Do we really need to yell at each other? Is it really necessary to process as many people as possible as quickly as possible through the line? I guess that's business. But, it almost seems mechanical. Granted it was rather efficient, but it was loud and boisterous and I felt like cattle being herded by some cowboy, only without the hat and lasso. And, all this, despite the fact a live folk artist played her guitar in the background. I'm sure the restaurant is aware of the managed chaos that ensues every day and this live music is a way to calm the stressed out souls waiting in line. Because, after all, we only have a 45-minute lunch break. Well, here's just a thought for all you would-be restauranteers ... there is a dearth of food places in Southwest DC so open up a few more good ones! The photo is not DC, by the way, but New York City, the view from on top the German House, looking out over the East river and Queens.

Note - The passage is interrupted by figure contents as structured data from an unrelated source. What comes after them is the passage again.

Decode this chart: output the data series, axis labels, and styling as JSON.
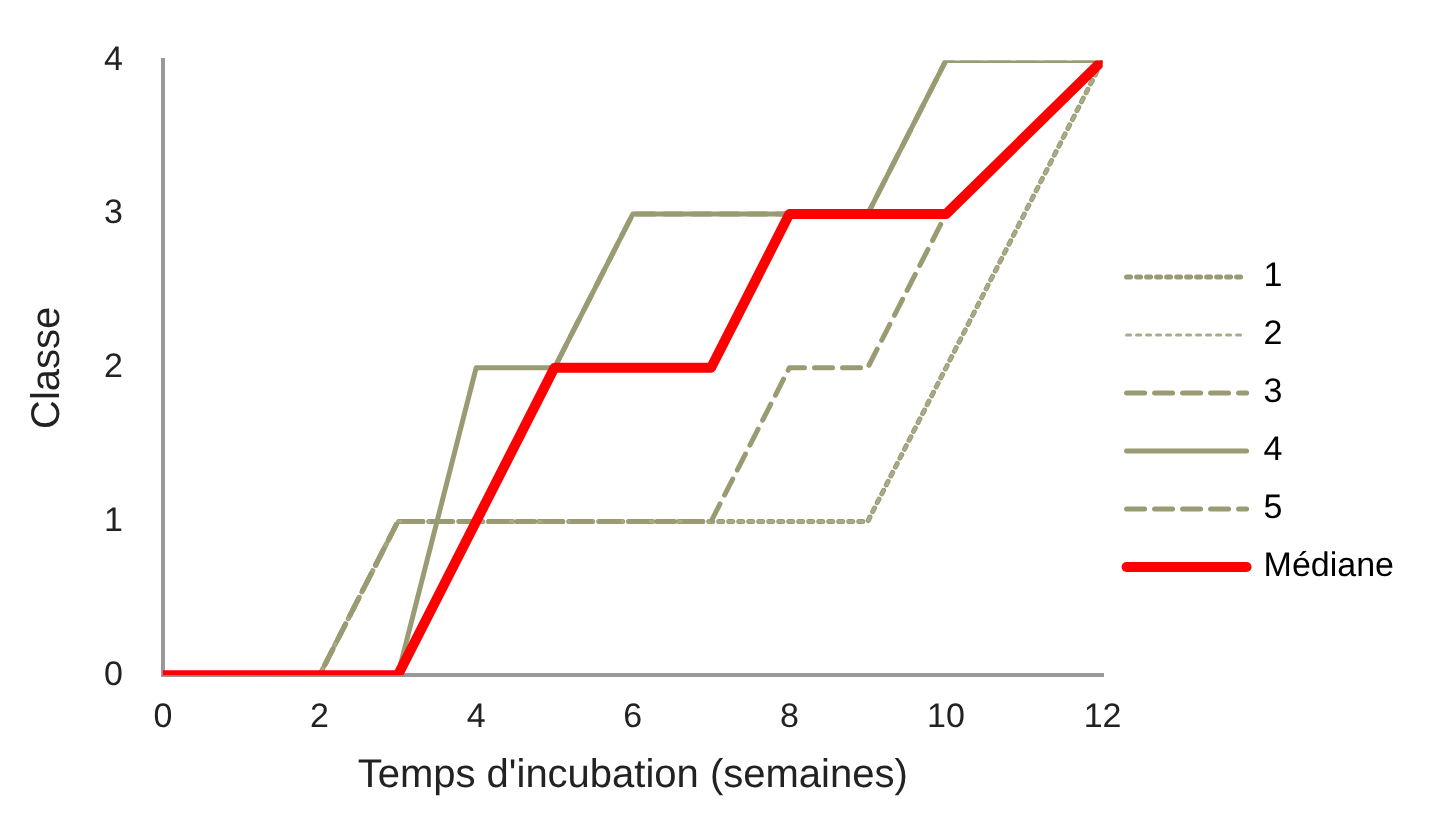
{
  "chart_data": {
    "type": "line",
    "xlabel": "Temps d'incubation (semaines)",
    "ylabel": "Classe",
    "x": [
      0,
      2,
      3,
      4,
      5,
      6,
      7,
      8,
      9,
      10,
      12
    ],
    "xlim": [
      0,
      12
    ],
    "xticks": [
      0,
      2,
      4,
      6,
      8,
      10,
      12
    ],
    "ylim": [
      0,
      4
    ],
    "yticks": [
      0,
      1,
      2,
      3,
      4
    ],
    "grid": false,
    "legend": "right",
    "marker": "none",
    "series": [
      {
        "name": "1",
        "color": "#9a9b73",
        "line_style": "dotted",
        "values": [
          0,
          0,
          1,
          1,
          1,
          1,
          1,
          1,
          1,
          2,
          4
        ]
      },
      {
        "name": "2",
        "color": "#a9aa88",
        "line_style": "dotted",
        "values": [
          0,
          0,
          1,
          1,
          1,
          1,
          1,
          1,
          1,
          2,
          4
        ]
      },
      {
        "name": "3",
        "color": "#9a9b73",
        "line_style": "dashed",
        "values": [
          0,
          0,
          1,
          1,
          2,
          3,
          3,
          3,
          3,
          4,
          4
        ]
      },
      {
        "name": "4",
        "color": "#9a9b73",
        "line_style": "solid",
        "values": [
          0,
          0,
          0,
          2,
          2,
          3,
          3,
          3,
          3,
          4,
          4
        ]
      },
      {
        "name": "5",
        "color": "#9a9b73",
        "line_style": "dashed",
        "values": [
          0,
          0,
          1,
          1,
          1,
          1,
          1,
          2,
          2,
          3,
          4
        ]
      },
      {
        "name": "Médiane",
        "color": "#ff0000",
        "line_style": "solid",
        "x": [
          0,
          3,
          4,
          5,
          7,
          8,
          10,
          12
        ],
        "values": [
          0,
          0,
          1,
          2,
          2,
          3,
          3,
          4
        ]
      }
    ]
  }
}
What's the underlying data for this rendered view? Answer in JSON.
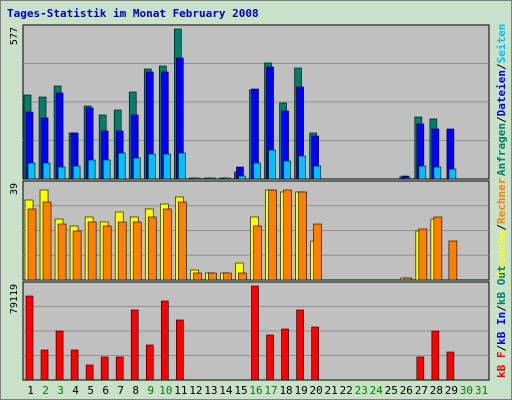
{
  "title": "Tages-Statistik im Monat February 2008",
  "days": [
    "1",
    "2",
    "3",
    "4",
    "5",
    "6",
    "7",
    "8",
    "9",
    "10",
    "11",
    "12",
    "13",
    "14",
    "15",
    "16",
    "17",
    "18",
    "19",
    "20",
    "21",
    "22",
    "23",
    "24",
    "25",
    "26",
    "27",
    "28",
    "29",
    "30",
    "31"
  ],
  "weekend_days": [
    "2",
    "3",
    "9",
    "10",
    "16",
    "17",
    "23",
    "24",
    "30",
    "31"
  ],
  "colors": {
    "panel_bg": "#c0c0c0",
    "frame_bg": "#c8e1c8",
    "anfragen": "#00806a",
    "dateien": "#0000ff",
    "seiten": "#00c0ff",
    "besuche": "#ffff00",
    "rechner": "#ff8000",
    "kb_in": "#ff0000",
    "weekday_label": "#000000",
    "weekend_label": "#008000"
  },
  "chart_data": [
    {
      "type": "bar",
      "panel": "hits",
      "ymax_label": "577",
      "ymax": 577,
      "legend": [
        "Anfragen",
        "Dateien",
        "Seiten"
      ],
      "series": [
        {
          "name": "Anfragen",
          "values": [
            324,
            314,
            358,
            176,
            281,
            245,
            266,
            335,
            424,
            435,
            577,
            2,
            2,
            2,
            28,
            343,
            445,
            293,
            428,
            176,
            0,
            0,
            0,
            0,
            0,
            8,
            240,
            230,
            0,
            0,
            0
          ]
        },
        {
          "name": "Dateien",
          "values": [
            256,
            236,
            330,
            176,
            274,
            185,
            185,
            245,
            412,
            412,
            466,
            0,
            0,
            0,
            45,
            348,
            430,
            260,
            353,
            167,
            0,
            0,
            0,
            0,
            0,
            12,
            213,
            193,
            193,
            0,
            0
          ]
        },
        {
          "name": "Seiten",
          "values": [
            60,
            60,
            48,
            50,
            75,
            75,
            100,
            80,
            95,
            95,
            100,
            2,
            2,
            2,
            10,
            60,
            112,
            70,
            90,
            50,
            0,
            0,
            0,
            0,
            0,
            2,
            50,
            45,
            40,
            0,
            0
          ]
        }
      ]
    },
    {
      "type": "bar",
      "panel": "visits",
      "ymax_label": "39",
      "ymax": 39,
      "legend": [
        "Besuche",
        "Rechner"
      ],
      "series": [
        {
          "name": "Besuche",
          "values": [
            33,
            37,
            25,
            22,
            26,
            24,
            28,
            26,
            29,
            31,
            34,
            4,
            3,
            3,
            7,
            26,
            37,
            36,
            36,
            16,
            0,
            0,
            0,
            0,
            0,
            1,
            20,
            25,
            0,
            0,
            0
          ]
        },
        {
          "name": "Rechner",
          "values": [
            29,
            32,
            23,
            20,
            24,
            22,
            24,
            24,
            26,
            29,
            32,
            3,
            3,
            3,
            3,
            22,
            37,
            37,
            36,
            23,
            0,
            0,
            0,
            0,
            0,
            1,
            21,
            26,
            16,
            0,
            0
          ]
        }
      ]
    },
    {
      "type": "bar",
      "panel": "kbytes",
      "ymax_label": "79119",
      "ymax": 79119,
      "legend": [
        "kB F",
        "kB In",
        "kB Out"
      ],
      "series": [
        {
          "name": "kB In",
          "values": [
            70800,
            25400,
            40900,
            25400,
            12700,
            19300,
            19300,
            58600,
            29300,
            66700,
            50800,
            0,
            0,
            0,
            0,
            79119,
            38100,
            43100,
            58600,
            44200,
            0,
            0,
            0,
            0,
            0,
            0,
            19300,
            41500,
            23800,
            0,
            0
          ]
        }
      ]
    }
  ]
}
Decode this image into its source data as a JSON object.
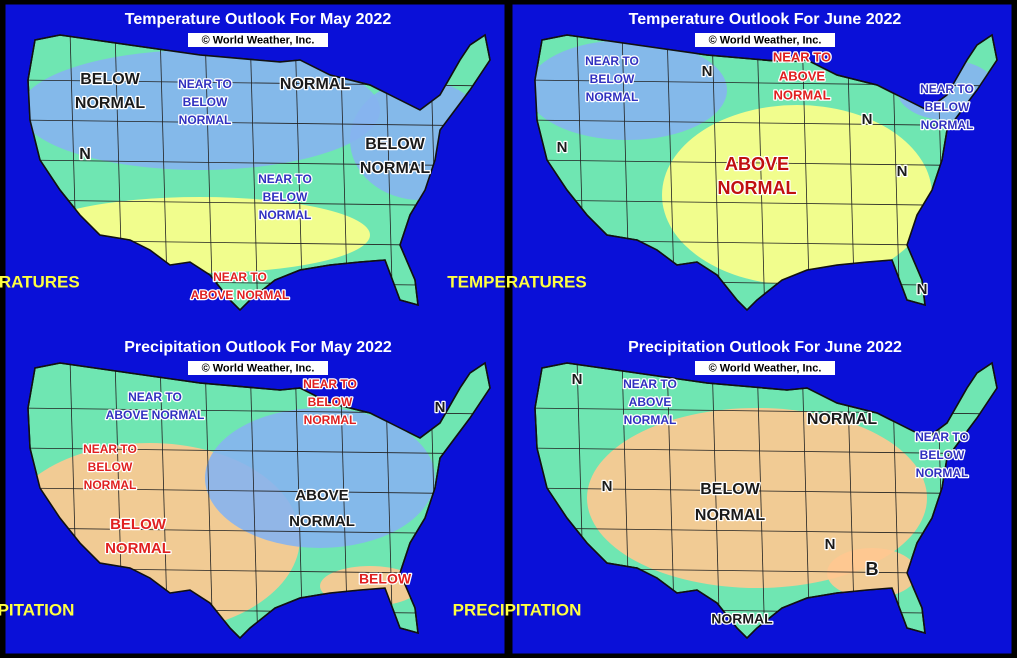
{
  "panels": [
    {
      "title": "Temperature Outlook For May 2022",
      "credit": "© World Weather, Inc.",
      "corner_label": "TEMPERATURES",
      "labels": [
        {
          "lines": [
            "BELOW",
            "NORMAL"
          ],
          "color": "#1a1a1a"
        },
        {
          "lines": [
            "NEAR TO",
            "BELOW",
            "NORMAL"
          ],
          "color": "#3030c0"
        },
        {
          "lines": [
            "NORMAL"
          ],
          "color": "#1a1a1a"
        },
        {
          "lines": [
            "N"
          ],
          "color": "#1a1a1a"
        },
        {
          "lines": [
            "BELOW",
            "NORMAL"
          ],
          "color": "#1a1a1a"
        },
        {
          "lines": [
            "NEAR TO",
            "BELOW",
            "NORMAL"
          ],
          "color": "#3030c0"
        },
        {
          "lines": [
            "NEAR TO",
            "ABOVE NORMAL"
          ],
          "color": "#e02020"
        }
      ]
    },
    {
      "title": "Temperature Outlook For June 2022",
      "credit": "© World Weather, Inc.",
      "corner_label": "TEMPERATURES",
      "labels": [
        {
          "lines": [
            "NEAR TO",
            "BELOW",
            "NORMAL"
          ],
          "color": "#3030c0"
        },
        {
          "lines": [
            "N"
          ],
          "color": "#1a1a1a"
        },
        {
          "lines": [
            "NEAR TO",
            "ABOVE",
            "NORMAL"
          ],
          "color": "#e02020"
        },
        {
          "lines": [
            "NEAR TO",
            "BELOW",
            "NORMAL"
          ],
          "color": "#3030c0"
        },
        {
          "lines": [
            "N"
          ],
          "color": "#1a1a1a"
        },
        {
          "lines": [
            "N"
          ],
          "color": "#1a1a1a"
        },
        {
          "lines": [
            "ABOVE",
            "NORMAL"
          ],
          "color": "#c01010"
        },
        {
          "lines": [
            "N"
          ],
          "color": "#1a1a1a"
        },
        {
          "lines": [
            "N"
          ],
          "color": "#1a1a1a"
        }
      ]
    },
    {
      "title": "Precipitation Outlook For May 2022",
      "credit": "© World Weather, Inc.",
      "corner_label": "PRECIPITATION",
      "labels": [
        {
          "lines": [
            "NEAR TO",
            "ABOVE NORMAL"
          ],
          "color": "#3030c0"
        },
        {
          "lines": [
            "NEAR TO",
            "BELOW",
            "NORMAL"
          ],
          "color": "#e02020"
        },
        {
          "lines": [
            "N"
          ],
          "color": "#1a1a1a"
        },
        {
          "lines": [
            "NEAR TO",
            "BELOW",
            "NORMAL"
          ],
          "color": "#e02020"
        },
        {
          "lines": [
            "ABOVE",
            "NORMAL"
          ],
          "color": "#1a1a1a"
        },
        {
          "lines": [
            "BELOW",
            "NORMAL"
          ],
          "color": "#e02020"
        },
        {
          "lines": [
            "BELOW"
          ],
          "color": "#e02020"
        }
      ]
    },
    {
      "title": "Precipitation Outlook For June 2022",
      "credit": "© World Weather, Inc.",
      "corner_label": "PRECIPITATION",
      "labels": [
        {
          "lines": [
            "N"
          ],
          "color": "#1a1a1a"
        },
        {
          "lines": [
            "NEAR TO",
            "ABOVE",
            "NORMAL"
          ],
          "color": "#3030c0"
        },
        {
          "lines": [
            "NORMAL"
          ],
          "color": "#1a1a1a"
        },
        {
          "lines": [
            "NEAR TO",
            "BELOW",
            "NORMAL"
          ],
          "color": "#3030c0"
        },
        {
          "lines": [
            "N"
          ],
          "color": "#1a1a1a"
        },
        {
          "lines": [
            "BELOW",
            "NORMAL"
          ],
          "color": "#1a1a1a"
        },
        {
          "lines": [
            "N"
          ],
          "color": "#1a1a1a"
        },
        {
          "lines": [
            "B"
          ],
          "color": "#1a1a1a"
        },
        {
          "lines": [
            "NORMAL"
          ],
          "color": "#1a1a1a"
        }
      ]
    }
  ]
}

Today was off for other reasons. Instead of stories of yet another suicide bomber in Iraq, Morroco, Algeria, or Afghanistan, today's tragic news that filled the airwaves in the States was that over 30 people (mainly young students) perished at Virginia Tech University at the hand of a young assassin. I immediately thought of my hair stylist Kim's daughter who is a freshman there. I hope and pray her young daughter is safe. What a horrible, horrible tragedy for the university, community, and country as a whole. Violence seems to be the top story no matter where you turn these days... world news, national news, local news. It's constantly in our faces. I expect tomorrow that I will wake up to NPR and hear about -- yes, you guessed it --yet more violence.
Last week I watched the movie "Blood Diamond" about the civil war in Sierra Leone, child soldiers, and conflict diamonds (literally blood diamonds). I was particularly struck by a profound couple of sentences the diamond smuggler Danny Archer speaks to the American journalist Maddie Bowen. Archer, in a moment of deep reflection on the continent of his birth and his life experiences, remarks "Sometimes I wonder if God will forgive us for the things we do to each other. But, then I think, God left this place a long time ago." Archer is referring to the violent conflict and mess that seems endemic to much of Africa, in this case the Sierra Leone civil war in 1999. I happened to discuss this with my friend Heather who pointed me to Corrie ten Boom's "The Hiding Place", the true story of about the ten Boom family and their efforts to safeguard and provide shelter to Jews in Nazi-occupied Holland. Heather reminded me of the words Betsie ten Boom spoke to her sister Corrie as they lay in lice-infested barracks in the concentration camp Ravensbruck: “There is no pit so deep that God is not deeper still.”
1 comment:
You know you have a good post when you can mix boysenberries and blood diamonds and still have room for a moving quote at the end. I think this means you are now fully recovered from your last rotation.